SM: I like building up big stacks at the beginning only because people pay me off so much, as everyone wants to outplay me. It’s kind of like the Phil Hellmuth effect. Phil isn’t as good as he is just because he is, it’s because people want to outplay him and they want to go home and tell people they outplayed Phil Hellmuth. Most of the time it’s not going to happen, they’re just going to bust out of the tourney. It’s so much easier to win if you’re a known player.
PP: Now you’re all able to play live universally, it seems to be what you’re all concentrating on…
TD: I’m only playing live tourneys. I’d rather poke a bunch of pins into my eyes than play live cash. It’s just so miserable and slow.

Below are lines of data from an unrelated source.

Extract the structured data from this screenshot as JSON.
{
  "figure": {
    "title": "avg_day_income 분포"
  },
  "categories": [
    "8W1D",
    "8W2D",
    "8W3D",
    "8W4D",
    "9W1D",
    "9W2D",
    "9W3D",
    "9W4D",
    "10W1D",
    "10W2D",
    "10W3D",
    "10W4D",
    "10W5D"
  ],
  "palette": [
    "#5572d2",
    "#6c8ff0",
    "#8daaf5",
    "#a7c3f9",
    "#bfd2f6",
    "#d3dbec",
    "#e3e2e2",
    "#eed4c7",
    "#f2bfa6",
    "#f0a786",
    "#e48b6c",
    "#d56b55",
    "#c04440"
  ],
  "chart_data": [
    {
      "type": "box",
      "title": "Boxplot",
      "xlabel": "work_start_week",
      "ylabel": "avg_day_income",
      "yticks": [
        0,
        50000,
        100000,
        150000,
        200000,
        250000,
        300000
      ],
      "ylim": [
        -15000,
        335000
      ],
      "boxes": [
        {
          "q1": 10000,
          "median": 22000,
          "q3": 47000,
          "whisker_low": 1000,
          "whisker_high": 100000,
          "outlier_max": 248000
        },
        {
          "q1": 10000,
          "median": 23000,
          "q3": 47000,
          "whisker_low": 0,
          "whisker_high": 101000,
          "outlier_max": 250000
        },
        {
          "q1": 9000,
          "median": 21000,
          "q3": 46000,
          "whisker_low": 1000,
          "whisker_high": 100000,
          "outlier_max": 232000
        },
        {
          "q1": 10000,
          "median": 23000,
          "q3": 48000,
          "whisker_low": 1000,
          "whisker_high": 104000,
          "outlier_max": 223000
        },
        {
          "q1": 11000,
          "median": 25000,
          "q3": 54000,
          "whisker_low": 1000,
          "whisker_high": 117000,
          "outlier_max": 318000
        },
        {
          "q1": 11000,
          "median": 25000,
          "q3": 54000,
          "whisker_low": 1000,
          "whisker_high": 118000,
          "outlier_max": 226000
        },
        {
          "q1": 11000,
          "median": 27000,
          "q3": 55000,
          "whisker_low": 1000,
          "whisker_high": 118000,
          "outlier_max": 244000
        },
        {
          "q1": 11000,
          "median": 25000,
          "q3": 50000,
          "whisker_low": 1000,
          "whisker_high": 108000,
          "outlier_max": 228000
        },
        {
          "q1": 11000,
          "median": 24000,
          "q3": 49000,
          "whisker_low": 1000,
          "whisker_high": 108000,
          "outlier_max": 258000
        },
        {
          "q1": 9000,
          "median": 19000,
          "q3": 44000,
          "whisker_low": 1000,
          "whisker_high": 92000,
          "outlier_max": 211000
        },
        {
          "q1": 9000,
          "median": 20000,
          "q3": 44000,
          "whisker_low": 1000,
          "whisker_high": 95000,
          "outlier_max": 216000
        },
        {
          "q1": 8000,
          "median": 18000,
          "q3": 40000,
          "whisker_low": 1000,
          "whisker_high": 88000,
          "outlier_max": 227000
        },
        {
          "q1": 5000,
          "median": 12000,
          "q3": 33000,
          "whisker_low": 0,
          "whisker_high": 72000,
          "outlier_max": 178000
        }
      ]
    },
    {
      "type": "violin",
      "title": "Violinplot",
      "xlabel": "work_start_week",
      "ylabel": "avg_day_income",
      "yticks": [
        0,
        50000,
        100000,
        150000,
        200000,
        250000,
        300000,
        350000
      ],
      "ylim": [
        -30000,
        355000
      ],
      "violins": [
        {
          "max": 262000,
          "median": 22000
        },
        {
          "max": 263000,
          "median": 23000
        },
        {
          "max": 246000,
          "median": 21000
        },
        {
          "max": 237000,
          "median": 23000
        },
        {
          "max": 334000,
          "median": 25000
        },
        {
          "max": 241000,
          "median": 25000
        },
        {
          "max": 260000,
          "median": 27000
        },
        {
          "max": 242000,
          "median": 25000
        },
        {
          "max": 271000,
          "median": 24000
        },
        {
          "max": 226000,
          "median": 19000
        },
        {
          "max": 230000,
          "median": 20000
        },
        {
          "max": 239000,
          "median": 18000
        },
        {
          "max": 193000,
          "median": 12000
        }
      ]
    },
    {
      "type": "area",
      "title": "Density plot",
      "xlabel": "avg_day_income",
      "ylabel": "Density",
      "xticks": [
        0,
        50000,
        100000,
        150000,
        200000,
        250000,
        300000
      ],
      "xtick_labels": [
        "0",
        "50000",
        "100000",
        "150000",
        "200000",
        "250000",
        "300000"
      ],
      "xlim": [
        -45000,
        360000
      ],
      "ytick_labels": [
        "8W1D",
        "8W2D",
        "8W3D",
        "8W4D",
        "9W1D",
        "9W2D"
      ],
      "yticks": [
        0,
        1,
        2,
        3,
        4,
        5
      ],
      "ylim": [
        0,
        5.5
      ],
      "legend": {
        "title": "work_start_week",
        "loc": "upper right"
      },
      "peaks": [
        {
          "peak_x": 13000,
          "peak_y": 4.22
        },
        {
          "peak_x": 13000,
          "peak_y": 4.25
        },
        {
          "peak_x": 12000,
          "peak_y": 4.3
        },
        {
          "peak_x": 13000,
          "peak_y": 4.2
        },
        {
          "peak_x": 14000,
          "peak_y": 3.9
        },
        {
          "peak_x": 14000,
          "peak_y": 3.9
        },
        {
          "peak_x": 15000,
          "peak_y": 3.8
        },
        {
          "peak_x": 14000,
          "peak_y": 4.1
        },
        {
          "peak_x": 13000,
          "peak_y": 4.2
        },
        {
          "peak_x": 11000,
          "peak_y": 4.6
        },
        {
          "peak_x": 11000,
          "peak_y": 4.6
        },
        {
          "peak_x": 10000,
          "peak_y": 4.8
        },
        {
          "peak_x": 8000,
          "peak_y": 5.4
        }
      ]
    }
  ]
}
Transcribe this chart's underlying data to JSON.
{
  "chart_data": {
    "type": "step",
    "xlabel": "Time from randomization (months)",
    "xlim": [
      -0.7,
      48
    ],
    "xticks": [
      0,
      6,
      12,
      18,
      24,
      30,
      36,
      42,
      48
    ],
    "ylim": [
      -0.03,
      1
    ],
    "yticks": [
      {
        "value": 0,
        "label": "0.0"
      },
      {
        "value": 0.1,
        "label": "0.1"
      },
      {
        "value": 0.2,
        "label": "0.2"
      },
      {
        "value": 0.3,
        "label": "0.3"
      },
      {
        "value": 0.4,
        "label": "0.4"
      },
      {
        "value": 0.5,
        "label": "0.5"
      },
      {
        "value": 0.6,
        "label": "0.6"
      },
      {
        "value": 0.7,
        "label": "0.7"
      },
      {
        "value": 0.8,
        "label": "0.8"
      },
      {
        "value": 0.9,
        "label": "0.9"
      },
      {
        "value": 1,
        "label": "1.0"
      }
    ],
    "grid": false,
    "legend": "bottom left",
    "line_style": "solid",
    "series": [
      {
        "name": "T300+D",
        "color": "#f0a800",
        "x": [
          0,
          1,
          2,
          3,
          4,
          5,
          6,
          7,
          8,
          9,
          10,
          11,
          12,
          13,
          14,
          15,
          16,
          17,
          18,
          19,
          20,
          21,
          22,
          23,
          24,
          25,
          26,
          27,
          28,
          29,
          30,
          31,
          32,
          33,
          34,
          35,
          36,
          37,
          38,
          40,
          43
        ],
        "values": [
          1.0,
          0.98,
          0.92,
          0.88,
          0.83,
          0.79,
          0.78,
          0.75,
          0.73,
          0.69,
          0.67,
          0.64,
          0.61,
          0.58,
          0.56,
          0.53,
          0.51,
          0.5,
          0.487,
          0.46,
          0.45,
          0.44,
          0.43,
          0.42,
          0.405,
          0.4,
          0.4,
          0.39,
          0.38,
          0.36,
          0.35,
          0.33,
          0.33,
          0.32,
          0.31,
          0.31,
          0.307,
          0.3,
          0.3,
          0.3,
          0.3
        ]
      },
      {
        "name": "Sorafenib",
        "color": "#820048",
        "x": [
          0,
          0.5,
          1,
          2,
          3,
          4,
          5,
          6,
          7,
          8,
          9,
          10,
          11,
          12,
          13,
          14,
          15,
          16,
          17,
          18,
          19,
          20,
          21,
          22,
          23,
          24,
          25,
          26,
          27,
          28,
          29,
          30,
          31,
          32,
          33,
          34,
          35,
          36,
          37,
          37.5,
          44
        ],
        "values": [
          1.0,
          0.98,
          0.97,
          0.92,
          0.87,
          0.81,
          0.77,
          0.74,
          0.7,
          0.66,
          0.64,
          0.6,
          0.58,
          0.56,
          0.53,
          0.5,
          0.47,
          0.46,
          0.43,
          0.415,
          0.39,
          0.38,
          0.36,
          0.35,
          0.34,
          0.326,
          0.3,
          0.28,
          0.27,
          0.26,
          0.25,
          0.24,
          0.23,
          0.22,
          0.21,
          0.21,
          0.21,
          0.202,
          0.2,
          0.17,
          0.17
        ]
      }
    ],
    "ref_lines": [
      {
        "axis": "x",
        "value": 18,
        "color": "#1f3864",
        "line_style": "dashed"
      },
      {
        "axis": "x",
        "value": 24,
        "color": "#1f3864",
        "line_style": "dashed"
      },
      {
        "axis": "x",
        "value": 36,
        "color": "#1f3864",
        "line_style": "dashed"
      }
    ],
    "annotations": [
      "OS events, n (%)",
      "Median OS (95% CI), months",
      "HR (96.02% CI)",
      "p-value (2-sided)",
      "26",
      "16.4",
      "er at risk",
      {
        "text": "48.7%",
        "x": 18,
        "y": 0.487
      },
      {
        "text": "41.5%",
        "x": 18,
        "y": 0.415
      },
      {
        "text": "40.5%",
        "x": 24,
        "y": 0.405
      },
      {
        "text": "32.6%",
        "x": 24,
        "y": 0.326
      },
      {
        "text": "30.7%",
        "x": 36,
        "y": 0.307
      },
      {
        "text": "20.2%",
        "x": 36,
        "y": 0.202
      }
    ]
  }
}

JB: Same here, it’s just so dull.
TD: I want to win a tournament, so I’ll play live tourneys.
JB: Compared to the high stakes players that Tom plays against online, the players in these tournaments are a joke.
SM: You’ve got to look at a guy and ask yourself, ‘Is this guy really that bad?’
SM: It’s hard – you play so many hands with good players, you’re just not sure that the guy sitting in front of you is terrible enough to make a certain play. My biggest pet peeve at the tables is when people try to teach bad players how to play. They’re like, ‘Whoah, you’re raising nine times the big blind, that’s a big raise. Why would you do that?’ Eventually they learn.
PP: What’s your prediction for the future of online poker?
JB: It’s going to get worse before it gets better in terms of legislation, mostly because of the Republican Party. Eventually, I think pretty much everyone in the world will be able to play online poker.
TD: China! China! China!
JB: Yeah, that’s true. We’re going to have to adjust our sleep time to Chinese schedules so we can play all the online fish.